Tuesday, October 27, 2015

#SOL15: Earths You Here for Real

One Man (MA. Reilly, 2012, Massachusetts)



Your bare foot on the floor
Keeps me in step; the power
I first felt come up through
Our cement floor long ago
alps your sole and heel
And earths you here for real.

                   -  Seamus Heaney from In Time

I.

Late day and the muggy morning gave way hours later to a cool autumn evening. I was alone there on a suburban street walking beneath leaves turning silver by the wind--walking briskly away from the hospital in order to take just 60 minutes to get beyond these hospital walls and breathe.

And as I walked I realized that I had forgotten about the necessity of poetry. So caught up in time, I had forgotten the poetry of breath. I had forgotten how the poem so often shows the conceit of time as if time was a currency we actually hold. I thought about all of this and of you lying still on a cold steel table being cut once again and beneath that fear and certain sadness there was Seamus Heaney--my go to poet. I walked, recalling poorly those lines from "In Time" that Heaney penned. Recalling little but, Earths you here for real. 

I never quite could hang on to that line until Rob was diagnosed with lung cancer.
Earths you here for real is more about love than loss.

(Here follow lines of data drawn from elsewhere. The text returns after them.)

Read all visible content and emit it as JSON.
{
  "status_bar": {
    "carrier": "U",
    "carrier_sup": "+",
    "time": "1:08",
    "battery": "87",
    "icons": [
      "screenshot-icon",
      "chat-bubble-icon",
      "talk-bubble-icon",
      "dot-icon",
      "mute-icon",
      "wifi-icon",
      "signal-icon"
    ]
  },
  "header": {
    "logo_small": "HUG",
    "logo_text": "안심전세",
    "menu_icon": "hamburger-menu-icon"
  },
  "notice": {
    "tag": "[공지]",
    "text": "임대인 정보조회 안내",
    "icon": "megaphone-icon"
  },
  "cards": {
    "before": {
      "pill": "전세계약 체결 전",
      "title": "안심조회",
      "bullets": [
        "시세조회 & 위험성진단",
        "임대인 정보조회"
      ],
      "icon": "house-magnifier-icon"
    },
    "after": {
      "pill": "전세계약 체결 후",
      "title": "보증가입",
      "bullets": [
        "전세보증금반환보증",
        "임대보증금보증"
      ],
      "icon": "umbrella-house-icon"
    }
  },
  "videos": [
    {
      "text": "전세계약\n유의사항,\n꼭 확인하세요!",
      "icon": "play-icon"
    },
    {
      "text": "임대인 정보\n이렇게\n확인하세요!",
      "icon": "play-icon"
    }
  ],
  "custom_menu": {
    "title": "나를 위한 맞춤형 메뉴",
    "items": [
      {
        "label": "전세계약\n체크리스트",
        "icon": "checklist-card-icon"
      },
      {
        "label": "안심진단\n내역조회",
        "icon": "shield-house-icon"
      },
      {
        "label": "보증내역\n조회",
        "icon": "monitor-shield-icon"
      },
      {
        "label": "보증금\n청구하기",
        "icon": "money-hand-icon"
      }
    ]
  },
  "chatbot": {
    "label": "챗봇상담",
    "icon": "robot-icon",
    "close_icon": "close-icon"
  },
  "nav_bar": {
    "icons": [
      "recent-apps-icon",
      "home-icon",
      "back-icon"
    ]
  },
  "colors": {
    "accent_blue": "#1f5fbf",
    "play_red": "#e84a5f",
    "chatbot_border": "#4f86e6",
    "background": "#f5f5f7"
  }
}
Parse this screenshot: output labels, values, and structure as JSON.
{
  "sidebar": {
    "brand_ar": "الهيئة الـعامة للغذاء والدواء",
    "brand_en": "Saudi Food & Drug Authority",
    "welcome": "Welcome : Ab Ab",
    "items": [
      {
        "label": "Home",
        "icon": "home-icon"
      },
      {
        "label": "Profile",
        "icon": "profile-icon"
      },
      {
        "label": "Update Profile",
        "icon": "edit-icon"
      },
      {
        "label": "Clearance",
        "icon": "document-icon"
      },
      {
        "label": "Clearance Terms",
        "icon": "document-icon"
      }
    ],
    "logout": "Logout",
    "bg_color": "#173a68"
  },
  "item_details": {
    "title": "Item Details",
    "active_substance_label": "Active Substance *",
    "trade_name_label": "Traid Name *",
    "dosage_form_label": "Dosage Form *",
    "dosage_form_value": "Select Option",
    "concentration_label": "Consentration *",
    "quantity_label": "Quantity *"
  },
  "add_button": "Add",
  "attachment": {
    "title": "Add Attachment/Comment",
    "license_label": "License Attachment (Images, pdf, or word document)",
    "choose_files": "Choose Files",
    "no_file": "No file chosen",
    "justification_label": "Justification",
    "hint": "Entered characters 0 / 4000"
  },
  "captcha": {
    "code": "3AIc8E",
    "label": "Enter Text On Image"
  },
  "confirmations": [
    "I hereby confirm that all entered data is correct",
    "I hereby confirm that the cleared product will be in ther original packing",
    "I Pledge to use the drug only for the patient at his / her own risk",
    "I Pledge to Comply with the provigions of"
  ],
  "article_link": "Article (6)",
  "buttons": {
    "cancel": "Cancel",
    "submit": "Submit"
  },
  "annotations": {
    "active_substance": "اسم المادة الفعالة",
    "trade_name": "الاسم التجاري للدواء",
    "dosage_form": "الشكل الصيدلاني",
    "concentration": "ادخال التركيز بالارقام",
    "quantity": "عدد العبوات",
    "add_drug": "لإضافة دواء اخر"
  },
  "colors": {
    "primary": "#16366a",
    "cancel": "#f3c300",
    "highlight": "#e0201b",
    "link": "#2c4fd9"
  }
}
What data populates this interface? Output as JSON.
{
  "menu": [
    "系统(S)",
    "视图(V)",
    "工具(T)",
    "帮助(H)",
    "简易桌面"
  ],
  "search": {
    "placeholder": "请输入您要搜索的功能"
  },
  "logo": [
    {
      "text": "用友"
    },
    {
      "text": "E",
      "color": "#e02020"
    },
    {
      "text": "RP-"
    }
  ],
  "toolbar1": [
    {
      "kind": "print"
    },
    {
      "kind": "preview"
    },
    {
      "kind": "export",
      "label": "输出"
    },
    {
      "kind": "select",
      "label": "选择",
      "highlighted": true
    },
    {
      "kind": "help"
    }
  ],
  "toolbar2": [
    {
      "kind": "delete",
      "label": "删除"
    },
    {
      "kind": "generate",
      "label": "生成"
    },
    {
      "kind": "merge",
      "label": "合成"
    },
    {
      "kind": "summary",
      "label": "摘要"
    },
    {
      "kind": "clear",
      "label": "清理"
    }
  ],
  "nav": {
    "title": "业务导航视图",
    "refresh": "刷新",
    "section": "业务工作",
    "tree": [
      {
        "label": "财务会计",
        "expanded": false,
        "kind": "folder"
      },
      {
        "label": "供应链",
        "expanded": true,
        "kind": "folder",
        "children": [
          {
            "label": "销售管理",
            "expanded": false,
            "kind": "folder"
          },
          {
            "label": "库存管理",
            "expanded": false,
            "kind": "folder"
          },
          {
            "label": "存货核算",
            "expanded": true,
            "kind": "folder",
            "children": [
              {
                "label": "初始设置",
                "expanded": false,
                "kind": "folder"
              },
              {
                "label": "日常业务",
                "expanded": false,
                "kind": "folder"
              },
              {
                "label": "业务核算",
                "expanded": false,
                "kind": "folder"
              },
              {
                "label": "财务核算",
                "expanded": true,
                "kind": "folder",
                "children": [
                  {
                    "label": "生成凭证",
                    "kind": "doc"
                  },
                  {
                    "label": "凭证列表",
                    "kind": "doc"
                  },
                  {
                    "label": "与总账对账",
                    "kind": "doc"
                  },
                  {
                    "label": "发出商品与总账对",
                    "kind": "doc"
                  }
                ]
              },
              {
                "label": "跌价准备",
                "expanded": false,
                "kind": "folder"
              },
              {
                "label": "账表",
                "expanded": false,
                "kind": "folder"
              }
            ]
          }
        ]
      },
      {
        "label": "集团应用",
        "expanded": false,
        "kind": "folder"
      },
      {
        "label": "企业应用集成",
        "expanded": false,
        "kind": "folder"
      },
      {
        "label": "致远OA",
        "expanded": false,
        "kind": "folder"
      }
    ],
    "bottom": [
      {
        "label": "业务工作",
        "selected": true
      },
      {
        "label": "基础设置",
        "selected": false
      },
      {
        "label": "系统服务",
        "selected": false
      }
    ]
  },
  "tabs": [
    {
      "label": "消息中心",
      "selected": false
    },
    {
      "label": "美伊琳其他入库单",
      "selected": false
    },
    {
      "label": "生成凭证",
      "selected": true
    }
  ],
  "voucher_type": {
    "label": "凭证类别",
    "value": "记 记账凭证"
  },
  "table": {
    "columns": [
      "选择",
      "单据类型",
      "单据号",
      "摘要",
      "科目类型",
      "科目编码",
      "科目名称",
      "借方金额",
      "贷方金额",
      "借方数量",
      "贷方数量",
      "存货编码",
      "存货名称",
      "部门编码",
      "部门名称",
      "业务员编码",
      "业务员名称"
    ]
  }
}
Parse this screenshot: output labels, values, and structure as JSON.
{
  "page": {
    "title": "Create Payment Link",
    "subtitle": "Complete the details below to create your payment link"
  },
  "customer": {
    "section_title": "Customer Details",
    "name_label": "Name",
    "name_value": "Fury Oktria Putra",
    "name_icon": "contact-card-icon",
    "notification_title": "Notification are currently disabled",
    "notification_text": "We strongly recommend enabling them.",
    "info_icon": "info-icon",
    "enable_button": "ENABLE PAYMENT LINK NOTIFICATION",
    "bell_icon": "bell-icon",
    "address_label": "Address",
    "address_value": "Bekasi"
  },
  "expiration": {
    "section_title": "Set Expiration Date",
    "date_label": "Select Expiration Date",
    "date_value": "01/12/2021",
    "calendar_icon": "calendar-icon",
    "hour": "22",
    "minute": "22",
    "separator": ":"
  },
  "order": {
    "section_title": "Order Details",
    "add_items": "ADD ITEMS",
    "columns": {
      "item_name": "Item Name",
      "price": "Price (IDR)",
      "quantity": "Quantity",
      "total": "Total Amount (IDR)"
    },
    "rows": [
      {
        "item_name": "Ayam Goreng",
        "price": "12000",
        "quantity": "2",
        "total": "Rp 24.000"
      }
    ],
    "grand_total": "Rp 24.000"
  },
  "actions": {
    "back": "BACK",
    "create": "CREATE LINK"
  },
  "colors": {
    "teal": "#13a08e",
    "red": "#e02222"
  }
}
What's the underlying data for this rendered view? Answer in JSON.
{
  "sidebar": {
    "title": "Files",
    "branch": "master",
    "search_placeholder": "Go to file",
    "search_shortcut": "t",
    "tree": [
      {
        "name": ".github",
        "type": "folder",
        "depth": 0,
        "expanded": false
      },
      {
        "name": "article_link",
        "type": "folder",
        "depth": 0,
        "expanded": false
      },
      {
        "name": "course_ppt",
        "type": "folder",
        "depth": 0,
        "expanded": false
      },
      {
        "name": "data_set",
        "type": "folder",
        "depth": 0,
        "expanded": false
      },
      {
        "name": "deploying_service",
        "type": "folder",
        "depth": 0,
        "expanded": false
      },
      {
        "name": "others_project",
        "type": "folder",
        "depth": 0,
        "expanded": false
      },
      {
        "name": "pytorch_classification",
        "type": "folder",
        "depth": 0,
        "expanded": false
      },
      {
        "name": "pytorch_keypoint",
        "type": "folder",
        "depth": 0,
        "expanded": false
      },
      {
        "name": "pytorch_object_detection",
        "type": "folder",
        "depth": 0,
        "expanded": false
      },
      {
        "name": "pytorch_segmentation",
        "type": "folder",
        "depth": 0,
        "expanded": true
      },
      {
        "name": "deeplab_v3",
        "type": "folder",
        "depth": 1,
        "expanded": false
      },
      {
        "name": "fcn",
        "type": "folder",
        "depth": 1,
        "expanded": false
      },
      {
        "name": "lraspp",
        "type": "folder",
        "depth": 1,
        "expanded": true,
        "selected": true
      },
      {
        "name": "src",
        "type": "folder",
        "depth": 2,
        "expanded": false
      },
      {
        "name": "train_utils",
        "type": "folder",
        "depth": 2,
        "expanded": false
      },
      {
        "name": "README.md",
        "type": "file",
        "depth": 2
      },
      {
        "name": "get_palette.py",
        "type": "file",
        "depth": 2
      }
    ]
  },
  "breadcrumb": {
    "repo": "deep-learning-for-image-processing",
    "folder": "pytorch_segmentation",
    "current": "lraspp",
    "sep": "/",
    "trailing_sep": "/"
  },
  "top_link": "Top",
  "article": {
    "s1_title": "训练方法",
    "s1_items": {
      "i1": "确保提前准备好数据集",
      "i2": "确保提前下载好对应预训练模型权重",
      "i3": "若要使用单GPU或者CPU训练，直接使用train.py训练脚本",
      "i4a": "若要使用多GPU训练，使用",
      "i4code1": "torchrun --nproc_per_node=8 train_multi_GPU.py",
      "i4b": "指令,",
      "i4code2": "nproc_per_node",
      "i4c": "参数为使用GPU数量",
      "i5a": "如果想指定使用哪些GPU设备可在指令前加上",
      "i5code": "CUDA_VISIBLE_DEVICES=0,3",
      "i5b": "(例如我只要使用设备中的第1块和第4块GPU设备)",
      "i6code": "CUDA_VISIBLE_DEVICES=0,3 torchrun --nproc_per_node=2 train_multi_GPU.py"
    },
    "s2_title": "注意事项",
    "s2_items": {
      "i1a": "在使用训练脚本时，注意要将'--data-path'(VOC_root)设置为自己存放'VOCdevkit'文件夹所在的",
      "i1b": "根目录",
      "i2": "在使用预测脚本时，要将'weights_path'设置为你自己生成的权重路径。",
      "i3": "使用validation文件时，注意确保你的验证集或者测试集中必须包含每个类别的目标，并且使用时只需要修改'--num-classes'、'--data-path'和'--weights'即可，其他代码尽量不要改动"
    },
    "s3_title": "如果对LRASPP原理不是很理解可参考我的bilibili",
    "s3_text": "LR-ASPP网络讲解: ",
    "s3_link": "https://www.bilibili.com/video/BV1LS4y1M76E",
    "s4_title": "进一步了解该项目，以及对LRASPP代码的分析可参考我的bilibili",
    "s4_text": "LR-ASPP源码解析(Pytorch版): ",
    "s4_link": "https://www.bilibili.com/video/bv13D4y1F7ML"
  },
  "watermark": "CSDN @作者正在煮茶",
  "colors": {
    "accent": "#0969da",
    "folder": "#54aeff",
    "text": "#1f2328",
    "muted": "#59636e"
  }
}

And so even though the surgeon told me it would be a quick procedure to extract the port put in two weeks earlier--the very port that was contaminated with bacteria causing the staph infection to run through my husband's battered body--I've learned that doctors, especially surgeons, can be masters of hyperbole.

It would not be 30 minutes. Not even 60 minutes. 
Hospital time is slower than home time. 
And two hours later I found I was sadly correct. My phone has still had not wrung.

II.

It's so late that even in this darkness I know that in two hours I'll be driving to work, squinting against the orange yellow rise of the sun. Three weeks have come and gone and the staph infection seems to have been tamed, eradicated by the daily dose of antibiotic that I dutifully fed into the picc line in Rob's upper arm each evening. 

Some mark time by Vespers; we mark the turn to evening by flushing the picc line.

So on the late night, Rob and I are talking in a house so quiet that there can only be the now; the earths you here for real moment when I see him seated opposite me, know he is here and take solace in that simple fact. 

This night Rob is explaining to me how time is an illusion.  He's been reading Palle Yourgrau's A World Without Time: The Forgotten Legacy of Gödel and Einstein. As I listen to him read a loud I think how so much of our courtship and marriage have been marked by the many texts he has read aloud. 
Sometimes poems. 
Sometimes logic. 

And it is nearing 4 a.m. and neither of us have been to bed when he reads this to me:
"The consequence of his discoveries for Einstein’s realm was not that relativity was too weak to encompass all that is true about time, but rather that relativity is just fine, whereas time in the intuitive sense is an illusion" (Kindle Locations 2303-2305). 
I'm quiet wondering how willing I am to hear those words.  I have so much to unlearn I think as I climb the stairs to sleep.  Most of the metaphors that (in)form my life are time-based--and I sense these metaphors are a delicate trap wrapping me in time and fear. 

III.

The next day when I arrive home, Rob says he has a present for me. I open Alan Watt's The Way of Zen and feel the love in his gesture as surely as I now feel these keys beneath my finger tips.